L’enseigne de vaisseau Louis Delaporte part en Indochine en 1865. L’année suivante, le gouverneur de la Cochinchine, l’amiral Pierre-Paul de la Grandière, le désigne pour l’expédition de reconnaissance du cours du Mékong, sous les ordres du capitaine de frégate Ernest Doudart de Lagrée et du lieutenant de vaisseau Francis Garnier. Les ruines imposantes et harmonieuses d’Angkor stupéfient Louis Delaporte.

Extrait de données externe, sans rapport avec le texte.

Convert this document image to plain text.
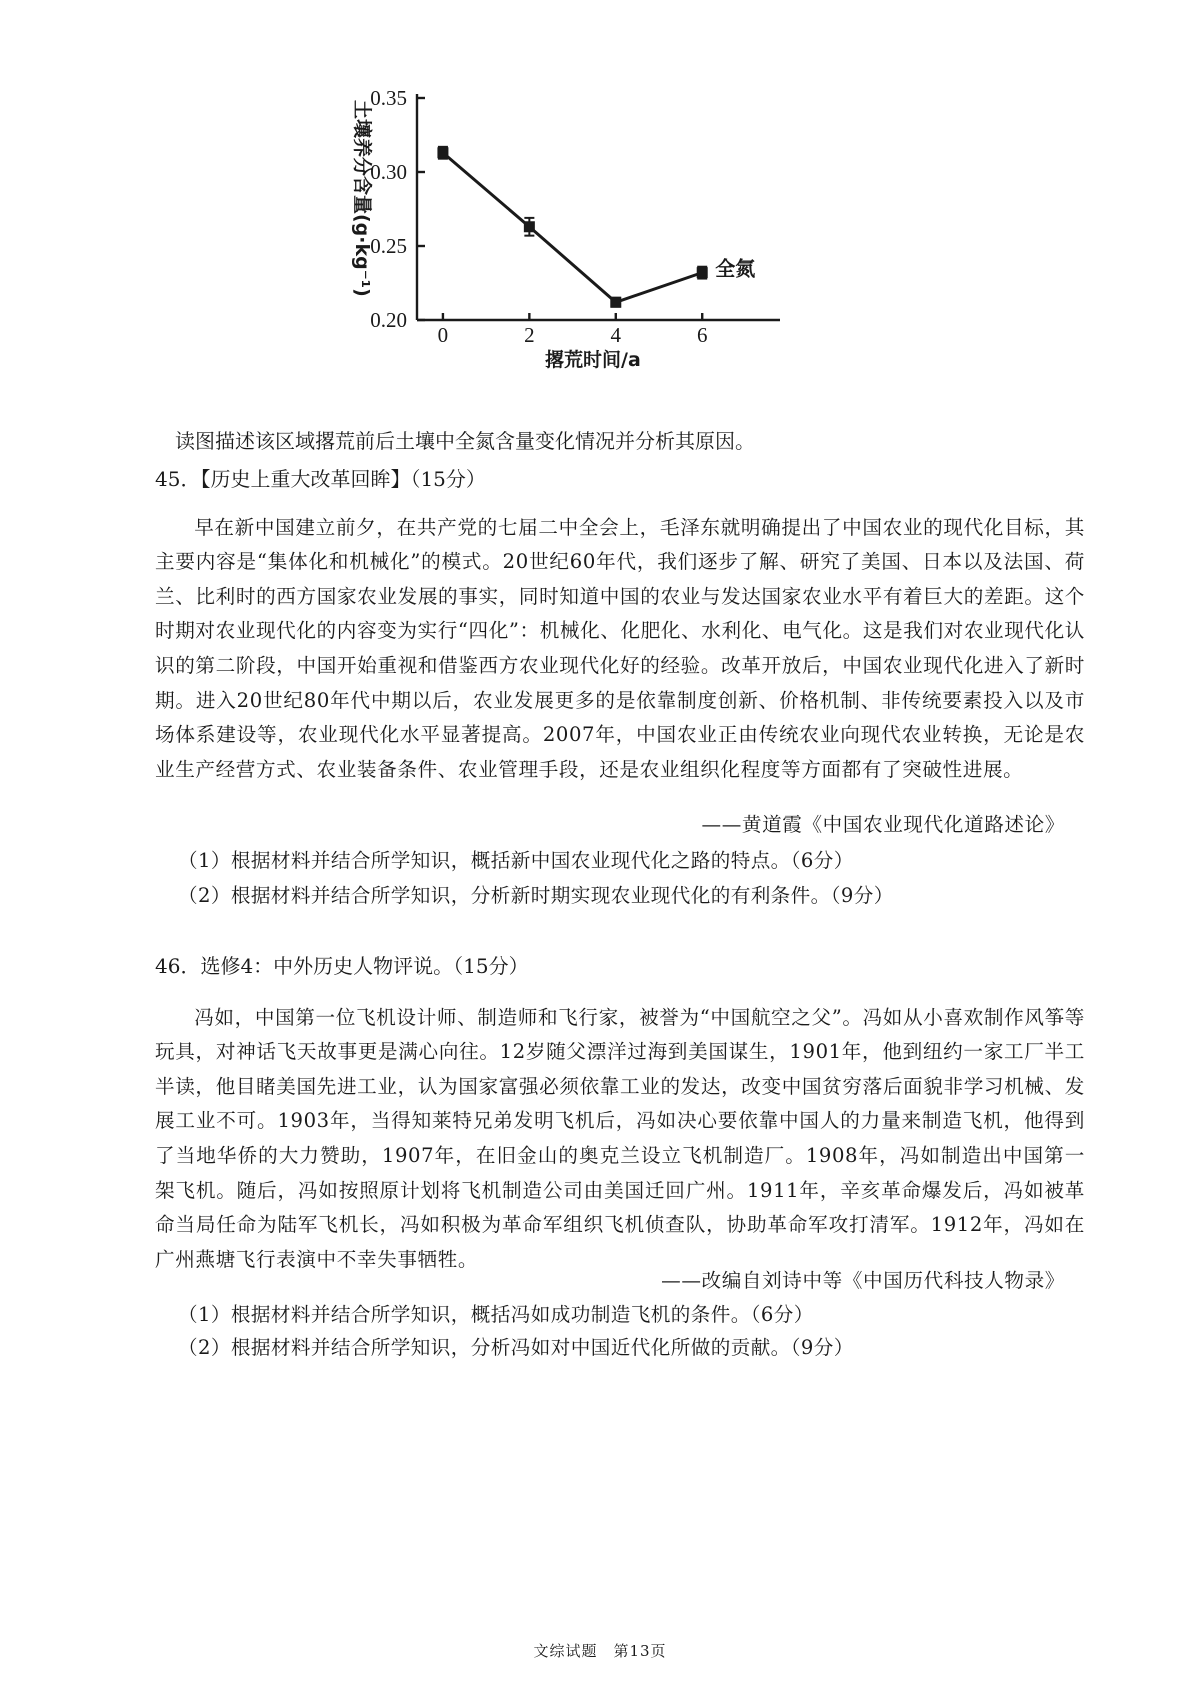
土壤养分含量(g·kg⁻¹)
撂荒时间/a
0.35
0.30
0.25
0.20
0	2	4	6
全氮
读图描述该区域撂荒前后土壤中全氮含量变化情况并分析其原因。
45．【历史上重大改革回眸】（15分）

早在新中国建立前夕，在共产党的七届二中全会上，毛泽东就明确提出了中国农业的现代化目标，其主要内容是“集体化和机械化”的模式。20世纪60年代，我们逐步了解、研究了美国、日本以及法国、荷兰、比利时的西方国家农业发展的事实，同时知道中国的农业与发达国家农业水平有着巨大的差距。这个时期对农业现代化的内容变为实行“四化”：机械化、化肥化、水利化、电气化。这是我们对农业现代化认识的第二阶段，中国开始重视和借鉴西方农业现代化好的经验。改革开放后，中国农业现代化进入了新时期。进入20世纪80年代中期以后，农业发展更多的是依靠制度创新、价格机制、非传统要素投入以及市场体系建设等，农业现代化水平显著提高。2007年，中国农业正由传统农业向现代农业转换，无论是农业生产经营方式、农业装备条件、农业管理手段，还是农业组织化程度等方面都有了突破性进展。

——黄道霞《中国农业现代化道路述论》
（1）根据材料并结合所学知识，概括新中国农业现代化之路的特点。（6分）
（2）根据材料并结合所学知识，分析新时期实现农业现代化的有利条件。（9分）
46．选修4：中外历史人物评说。（15分）

冯如，中国第一位飞机设计师、制造师和飞行家，被誉为“中国航空之父”。冯如从小喜欢制作风筝等玩具，对神话飞天故事更是满心向往。12岁随父漂洋过海到美国谋生，1901年，他到纽约一家工厂半工半读，他目睹美国先进工业，认为国家富强必须依靠工业的发达，改变中国贫穷落后面貌非学习机械、发展工业不可。1903年，当得知莱特兄弟发明飞机后，冯如决心要依靠中国人的力量来制造飞机，他得到了当地华侨的大力赞助，1907年，在旧金山的奥克兰设立飞机制造厂。1908年，冯如制造出中国第一架飞机。随后，冯如按照原计划将飞机制造公司由美国迁回广州。1911年，辛亥革命爆发后，冯如被革命当局任命为陆军飞机长，冯如积极为革命军组织飞机侦查队，协助革命军攻打清军。1912年，冯如在广州燕塘飞行表演中不幸失事牺牲。

——改编自刘诗中等《中国历代科技人物录》
（1）根据材料并结合所学知识，概括冯如成功制造飞机的条件。（6分）
（2）根据材料并结合所学知识，分析冯如对中国近代化所做的贡献。（9分）
文综试题　第13页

Il écrit : « L’art khmer, issu du mélange de l’Inde et de la Chine, épuré, ennobli par les artistes qu’on pourrait appeler les Athéniens de l’Extrême-Orient, est resté en effet comme la plus belle expression du génie humain dans cette vaste partie de l’Asie qui s’étend de l’Indus au Pacifique ». Il met ses talents de dessinateur au service de cette « Mission du Mékong », qui connaît un grand retentissement en France avec la publication du récit du voyage par Francis Garnier dans la revue Le tour du monde (1870-1871 et 1873). Louis Delaporte retourne au Cambodge en 1873 en mission officielle pour vérifier la navigabilité du fleuve Rouge et permettre la collecte, pour les musées nationaux, de tout ce qui présente un intérêt archéologique et artistique. De retour à Paris, il est chargé de monter, au château de Compiègne, un « musée khmer », dont l’Exposition universelle de 1878 assure la notoriété. Il effectue une dernière mission au Cambodge en 1881 pour lancer plusieurs chantiers de fouilles, qu’il continuera à contrôler depuis Paris. Son « musée indochinois », installé au palais du Trocadéro (Paris), abritera, jusqu’aux années 1930, des sculptures originales, des moulages en plâtre et des reconstitutions composites d’architecture des temples khmers. Ces moulages furent longtemps considérés comme sans valeur, car ne relevant pas de l’histoire de l’art. Mais, depuis quelques années, ils sont restaurés et exposés en tant qu’œuvre d’art à part entière au musée Guimet. L’Ecole française d’Extrême-Orient se charge des travaux scientifiques sur l’art khmer. Mais, Louis Delaporte n’en fit jamais partie, « laissant aux érudits la recherche des idées mystérieuses, du sens caché des diverses parties des édifices et des représentations sacrées qui en sont l’ornement ».

Loïc Salmon

Exposition « Indochine, des territoires et des hommes, 1856-1956 » aux Invalides

INDOCHINE, des territoires et des hommes, 1856-1956

« Angkor, naissance d’un mythe » ouvrage collectif. Éditions Gallimard/Musée des arts asiatiques Guimet 312 pages dont 3 dépliants et environ 280 illustrations 49 €




INDOCHINE, des territoires et des hommes, 1856-1956

Cet ouvrage, véritable « somme » de la présence française en Indochine pendant 100 ans, complète l’exposition organisée par le musée de l’Armée à Paris (16 octobre 2013-26 janvier 2014).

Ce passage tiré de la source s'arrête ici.